In a fact-packed piece in today's (London) Times, Rosemary Righter points out that it is the energy needs of China's economy which are driving the long-term oil prices, rather than concerns about Iraq and Yukos. She quotes the Chinese Academy of Engineering's estimate that in the next 20 years China will need as much extra power from all sources as the US developed in the past half century. China's present shortfall is put at 30-35 gigawatts, or about 80% of what the UK generates in a year, and they are building 130 gigawatts of new capacity.
It is Chinese economic expansion which is filling the sea-lanes with freighters and sucking in the raw materials from primary producers all over the world. The world will have to adjust to the knowledge that China is now one of the main engines driving the world economy.

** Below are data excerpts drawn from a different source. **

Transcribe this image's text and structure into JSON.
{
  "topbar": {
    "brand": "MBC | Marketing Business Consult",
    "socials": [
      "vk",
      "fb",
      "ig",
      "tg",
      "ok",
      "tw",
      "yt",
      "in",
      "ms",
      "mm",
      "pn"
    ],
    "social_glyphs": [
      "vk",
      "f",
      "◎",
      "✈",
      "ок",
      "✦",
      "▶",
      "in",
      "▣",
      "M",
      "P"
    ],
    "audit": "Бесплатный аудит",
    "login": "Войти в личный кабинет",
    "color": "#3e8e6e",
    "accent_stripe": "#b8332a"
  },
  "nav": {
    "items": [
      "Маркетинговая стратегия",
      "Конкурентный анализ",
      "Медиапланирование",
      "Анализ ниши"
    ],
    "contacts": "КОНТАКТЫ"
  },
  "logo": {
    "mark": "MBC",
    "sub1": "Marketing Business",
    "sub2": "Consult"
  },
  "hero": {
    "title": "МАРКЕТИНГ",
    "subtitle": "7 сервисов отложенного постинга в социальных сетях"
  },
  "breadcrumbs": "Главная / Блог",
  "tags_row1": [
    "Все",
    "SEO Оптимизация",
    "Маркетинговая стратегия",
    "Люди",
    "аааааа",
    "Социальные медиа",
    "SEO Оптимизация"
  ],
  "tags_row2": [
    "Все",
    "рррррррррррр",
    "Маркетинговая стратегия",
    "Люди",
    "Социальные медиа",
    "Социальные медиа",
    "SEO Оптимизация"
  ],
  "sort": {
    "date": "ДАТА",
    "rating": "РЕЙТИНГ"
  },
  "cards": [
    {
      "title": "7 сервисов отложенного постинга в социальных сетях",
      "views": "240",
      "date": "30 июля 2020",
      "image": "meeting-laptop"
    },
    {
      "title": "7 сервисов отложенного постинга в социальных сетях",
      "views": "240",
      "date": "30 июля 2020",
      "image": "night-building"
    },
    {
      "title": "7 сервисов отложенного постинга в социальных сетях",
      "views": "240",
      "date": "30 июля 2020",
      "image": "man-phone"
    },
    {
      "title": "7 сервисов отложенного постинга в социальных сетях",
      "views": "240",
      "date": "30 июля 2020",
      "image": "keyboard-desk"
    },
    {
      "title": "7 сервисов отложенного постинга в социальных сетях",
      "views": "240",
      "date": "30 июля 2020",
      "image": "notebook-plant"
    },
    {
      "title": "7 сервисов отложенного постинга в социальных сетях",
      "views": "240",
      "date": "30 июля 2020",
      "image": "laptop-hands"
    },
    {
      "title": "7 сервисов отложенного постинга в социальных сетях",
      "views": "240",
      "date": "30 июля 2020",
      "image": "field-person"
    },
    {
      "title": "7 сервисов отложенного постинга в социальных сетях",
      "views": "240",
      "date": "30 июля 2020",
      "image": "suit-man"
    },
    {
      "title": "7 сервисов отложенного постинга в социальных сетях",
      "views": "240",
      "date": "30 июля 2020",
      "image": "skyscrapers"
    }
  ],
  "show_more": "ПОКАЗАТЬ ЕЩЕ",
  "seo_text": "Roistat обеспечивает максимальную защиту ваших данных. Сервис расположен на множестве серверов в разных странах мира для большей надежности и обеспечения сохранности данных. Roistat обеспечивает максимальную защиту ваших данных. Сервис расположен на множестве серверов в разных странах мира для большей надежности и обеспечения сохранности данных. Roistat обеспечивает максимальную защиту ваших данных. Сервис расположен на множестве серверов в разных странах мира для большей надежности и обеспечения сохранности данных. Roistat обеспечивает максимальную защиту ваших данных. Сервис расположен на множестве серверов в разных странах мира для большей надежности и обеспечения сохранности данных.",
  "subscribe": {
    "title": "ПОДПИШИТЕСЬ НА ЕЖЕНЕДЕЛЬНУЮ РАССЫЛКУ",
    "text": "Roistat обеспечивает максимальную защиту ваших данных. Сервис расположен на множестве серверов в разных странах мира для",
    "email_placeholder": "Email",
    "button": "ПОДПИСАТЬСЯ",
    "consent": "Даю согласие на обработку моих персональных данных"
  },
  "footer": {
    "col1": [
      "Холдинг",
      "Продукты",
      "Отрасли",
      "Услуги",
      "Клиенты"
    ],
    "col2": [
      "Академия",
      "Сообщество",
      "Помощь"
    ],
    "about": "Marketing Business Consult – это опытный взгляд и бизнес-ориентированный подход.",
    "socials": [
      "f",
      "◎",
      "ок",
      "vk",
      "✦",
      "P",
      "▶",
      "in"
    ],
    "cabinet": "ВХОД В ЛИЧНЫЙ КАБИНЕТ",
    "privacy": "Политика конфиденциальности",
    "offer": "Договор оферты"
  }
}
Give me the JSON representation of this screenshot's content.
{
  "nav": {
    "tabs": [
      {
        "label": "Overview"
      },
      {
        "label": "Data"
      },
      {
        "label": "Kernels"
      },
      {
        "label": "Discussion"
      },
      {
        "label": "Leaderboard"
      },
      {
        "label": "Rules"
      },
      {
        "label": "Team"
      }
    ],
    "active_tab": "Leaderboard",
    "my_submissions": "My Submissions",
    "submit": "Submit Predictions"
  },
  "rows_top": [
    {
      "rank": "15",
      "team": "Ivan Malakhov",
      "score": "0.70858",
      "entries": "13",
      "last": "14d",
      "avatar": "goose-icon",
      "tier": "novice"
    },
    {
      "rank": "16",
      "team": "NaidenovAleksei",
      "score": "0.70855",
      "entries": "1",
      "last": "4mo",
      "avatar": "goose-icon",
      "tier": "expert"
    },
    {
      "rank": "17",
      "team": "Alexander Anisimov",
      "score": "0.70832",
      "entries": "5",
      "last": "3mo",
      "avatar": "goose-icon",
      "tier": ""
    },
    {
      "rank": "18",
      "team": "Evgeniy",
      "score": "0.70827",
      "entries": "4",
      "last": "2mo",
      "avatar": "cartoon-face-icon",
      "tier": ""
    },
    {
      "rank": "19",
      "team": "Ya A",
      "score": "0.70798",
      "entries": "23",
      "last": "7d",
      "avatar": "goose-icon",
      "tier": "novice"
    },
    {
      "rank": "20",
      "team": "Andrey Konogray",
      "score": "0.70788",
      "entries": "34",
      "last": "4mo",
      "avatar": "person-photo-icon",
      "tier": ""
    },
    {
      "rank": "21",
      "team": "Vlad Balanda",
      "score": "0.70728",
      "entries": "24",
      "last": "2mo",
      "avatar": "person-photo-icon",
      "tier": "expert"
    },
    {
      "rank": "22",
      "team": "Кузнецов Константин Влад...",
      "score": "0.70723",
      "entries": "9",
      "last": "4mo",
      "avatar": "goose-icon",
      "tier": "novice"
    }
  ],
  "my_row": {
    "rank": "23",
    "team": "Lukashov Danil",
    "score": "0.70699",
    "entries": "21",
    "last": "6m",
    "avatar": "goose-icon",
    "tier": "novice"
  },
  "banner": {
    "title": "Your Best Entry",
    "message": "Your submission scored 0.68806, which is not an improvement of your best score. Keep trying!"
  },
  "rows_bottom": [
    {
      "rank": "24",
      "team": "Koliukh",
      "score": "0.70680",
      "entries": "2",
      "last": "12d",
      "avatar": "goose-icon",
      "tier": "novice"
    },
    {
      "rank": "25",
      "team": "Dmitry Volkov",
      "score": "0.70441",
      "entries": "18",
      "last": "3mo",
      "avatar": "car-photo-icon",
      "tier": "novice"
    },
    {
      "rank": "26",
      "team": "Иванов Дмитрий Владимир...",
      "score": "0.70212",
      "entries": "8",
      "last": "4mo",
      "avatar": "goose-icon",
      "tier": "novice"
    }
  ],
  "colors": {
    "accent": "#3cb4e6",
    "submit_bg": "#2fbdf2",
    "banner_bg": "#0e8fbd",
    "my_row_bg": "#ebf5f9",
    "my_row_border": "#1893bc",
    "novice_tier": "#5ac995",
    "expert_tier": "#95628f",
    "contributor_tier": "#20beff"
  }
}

Since they embraced the principles of private ownership and economic enterprise, first in agriculture then in industry, China has provided a lesson in economic development. A country of 1.3bn, about one-fifth of the world's population, is on its way to become rich. It in an awesome spectacle, and will have profound consequences. China may become rich enough fast enough to afford the cleaner environment which rich nations can afford, but there will be harmful environmental impact on the way.
The demands of its booming economy will keep upward pressure on the prices of energy and raw materials, which bodes well for the Russian economy and those of some South American countries as well as for its own. And China's surge towards wealth will help to lift more of the world's people out of poverty, and to achieve a more equal distribution of world incomes."